Berlin : Italien in St. Canisius

Thomas Lackmann

Auf der Flucht vor dem die Stadt und den Erdkreis penetrierenden WM-Gedöns. Ins Kirchenasyl? Ach, St. Hedwig, die kugelige Kathedrale, präsentiert zur Bekehrung gewaltbereiter Touris pastorale Stelltafeln („Auf Tore schießen statt auf Menschen!“).
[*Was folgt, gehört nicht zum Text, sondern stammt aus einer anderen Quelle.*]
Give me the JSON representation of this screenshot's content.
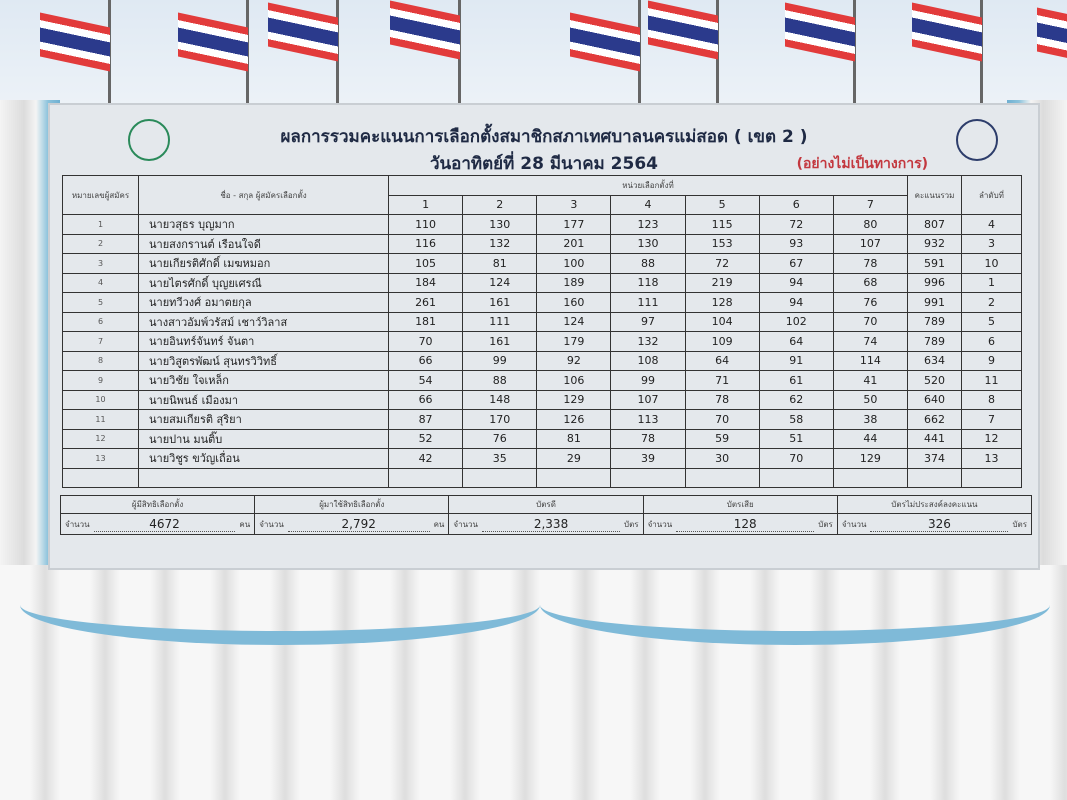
{
  "board": {
    "title": "ผลการรวมคะแนนการเลือกตั้งสมาชิกสภาเทศบาลนครแม่สอด ( เขต 2 )",
    "date": "วันอาทิตย์ที่  28  มีนาคม  2564",
    "status": "(อย่างไม่เป็นทางการ)",
    "headers": {
      "number": "หมายเลขผู้สมัคร",
      "name": "ชื่อ - สกุล ผู้สมัครเลือกตั้ง",
      "units": "หน่วยเลือกตั้งที่",
      "unit_numbers": [
        "1",
        "2",
        "3",
        "4",
        "5",
        "6",
        "7"
      ],
      "total": "คะแนนรวม",
      "rank": "ลำดับที่"
    },
    "rows": [
      {
        "no": "1",
        "name": "นายวสุธร  บุญมาก",
        "votes": [
          "110",
          "130",
          "177",
          "123",
          "115",
          "72",
          "80"
        ],
        "total": "807",
        "rank": "4"
      },
      {
        "no": "2",
        "name": "นายสงกรานต์  เรือนใจดี",
        "votes": [
          "116",
          "132",
          "201",
          "130",
          "153",
          "93",
          "107"
        ],
        "total": "932",
        "rank": "3"
      },
      {
        "no": "3",
        "name": "นายเกียรติศักดิ์  เมฆหมอก",
        "votes": [
          "105",
          "81",
          "100",
          "88",
          "72",
          "67",
          "78"
        ],
        "total": "591",
        "rank": "10"
      },
      {
        "no": "4",
        "name": "นายไตรศักดิ์  บุญยเศรณี",
        "votes": [
          "184",
          "124",
          "189",
          "118",
          "219",
          "94",
          "68"
        ],
        "total": "996",
        "rank": "1"
      },
      {
        "no": "5",
        "name": "นายทวีวงศ์  อมาตยกุล",
        "votes": [
          "261",
          "161",
          "160",
          "111",
          "128",
          "94",
          "76"
        ],
        "total": "991",
        "rank": "2"
      },
      {
        "no": "6",
        "name": "นางสาวอัมพ์วรัสม์  เชาว์วิลาส",
        "votes": [
          "181",
          "111",
          "124",
          "97",
          "104",
          "102",
          "70"
        ],
        "total": "789",
        "rank": "5"
      },
      {
        "no": "7",
        "name": "นายอินทร์จันทร์  จันตา",
        "votes": [
          "70",
          "161",
          "179",
          "132",
          "109",
          "64",
          "74"
        ],
        "total": "789",
        "rank": "6"
      },
      {
        "no": "8",
        "name": "นายวิสูตรพัฒน์  สุนทรวิวิทธิ์",
        "votes": [
          "66",
          "99",
          "92",
          "108",
          "64",
          "91",
          "114"
        ],
        "total": "634",
        "rank": "9"
      },
      {
        "no": "9",
        "name": "นายวิชัย  ใจเหล็ก",
        "votes": [
          "54",
          "88",
          "106",
          "99",
          "71",
          "61",
          "41"
        ],
        "total": "520",
        "rank": "11"
      },
      {
        "no": "10",
        "name": "นายนิพนธ์  เมืองมา",
        "votes": [
          "66",
          "148",
          "129",
          "107",
          "78",
          "62",
          "50"
        ],
        "total": "640",
        "rank": "8"
      },
      {
        "no": "11",
        "name": "นายสมเกียรติ  สุริยา",
        "votes": [
          "87",
          "170",
          "126",
          "113",
          "70",
          "58",
          "38"
        ],
        "total": "662",
        "rank": "7"
      },
      {
        "no": "12",
        "name": "นายปาน  มนติ๊บ",
        "votes": [
          "52",
          "76",
          "81",
          "78",
          "59",
          "51",
          "44"
        ],
        "total": "441",
        "rank": "12"
      },
      {
        "no": "13",
        "name": "นายวิชูร  ขวัญเถื่อน",
        "votes": [
          "42",
          "35",
          "29",
          "39",
          "30",
          "70",
          "129"
        ],
        "total": "374",
        "rank": "13"
      }
    ],
    "summary": [
      {
        "label": "ผู้มีสิทธิเลือกตั้ง",
        "prefix": "จำนวน",
        "value": "4672",
        "unit": "คน"
      },
      {
        "label": "ผู้มาใช้สิทธิเลือกตั้ง",
        "prefix": "จำนวน",
        "value": "2,792",
        "unit": "คน"
      },
      {
        "label": "บัตรดี",
        "prefix": "จำนวน",
        "value": "2,338",
        "unit": "บัตร"
      },
      {
        "label": "บัตรเสีย",
        "prefix": "จำนวน",
        "value": "128",
        "unit": "บัตร"
      },
      {
        "label": "บัตรไม่ประสงค์ลงคะแนน",
        "prefix": "จำนวน",
        "value": "326",
        "unit": "บัตร"
      }
    ]
  },
  "colors": {
    "status": "#c3383f",
    "drape": "#7fbad8",
    "title": "#1f2a44"
  }
}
Allgemeine Menschheitsumarmung wird schon auf dem Vorplatz der Kirche gepredigt, wo 142 internationale „Buddybären“ die an diesem Ort seit Jahr und Tag durch Baustellen, Eisbahnen etc. amtlich praktizierte Verhöhnung des unterirdischen Bücherverbrennungs-Denkmals „Bibliothek“ mit infantilen Mitteln fortsetzen.
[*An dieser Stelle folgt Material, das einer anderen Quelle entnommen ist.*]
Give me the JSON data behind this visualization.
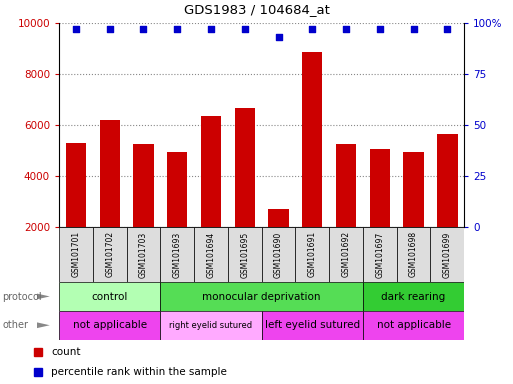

Frieden jenseits der Stimmungskanonen findet der Fifa-Flüchtling erst am City-Rand. St. Canisius in Charlottenburg ist neuestens für Besucher geöffnet. 1995 war der Kirchenbau von 1955 abgebrannt; nun verblüfft er, Phönix aus der Asche, als kühner Neubau in Kirchenaustritts-Zeiten. Der Boden: Marktplatzpflaster. Die Wände: Glas und Beton. Ein abstraktes Gemälde, Gold auf Gold. Oben an der Rückwand der Corpus eines Kruzifixus. Ein karger Raum. Doch seit wenigen Wochen gibt es hier ein richtiges Bild, die Leihgabe eines greisen Prälaten. Es ist so alt wie die Gemälde in St. Marien am Alex, aus der Mitte des 16. Jahrhunderts, wohl das älteste Auferstehungs-Bild in einer Berliner Kirche, Ecole Ramazzani (1530-1598) zugeschrieben. Im Hintergrund ein Stück Italien: Berg, See, Wald, Städtchen, Vögel, Wölkchen. In der Bildmitte, vor einem geschlossenen (!) Sarkophag und einer Höhle, der weiß leuchtende Todesbezwinger. Komisch wirkt in dieser Szene das gepanzerte, kokett kostümierte Team der Grabbewacher, eingesetzt, die radikalste aller Verwandlungen zu verhindern. Einer döst, einer ficht im Traum, einer glotzt und sieht nichts, einer starrt auf die Segenshand des gottmenschlichen Astralleibes. Die Ordnungsverwalter spiegeln das Verhalten der Bild-Betrachter – und zeigen, wie Amtspersonen und andere gute Bürger auf eine Überraschung, ein Denkmal, ein Kunstwerk, auf ein Geheimnis reagieren.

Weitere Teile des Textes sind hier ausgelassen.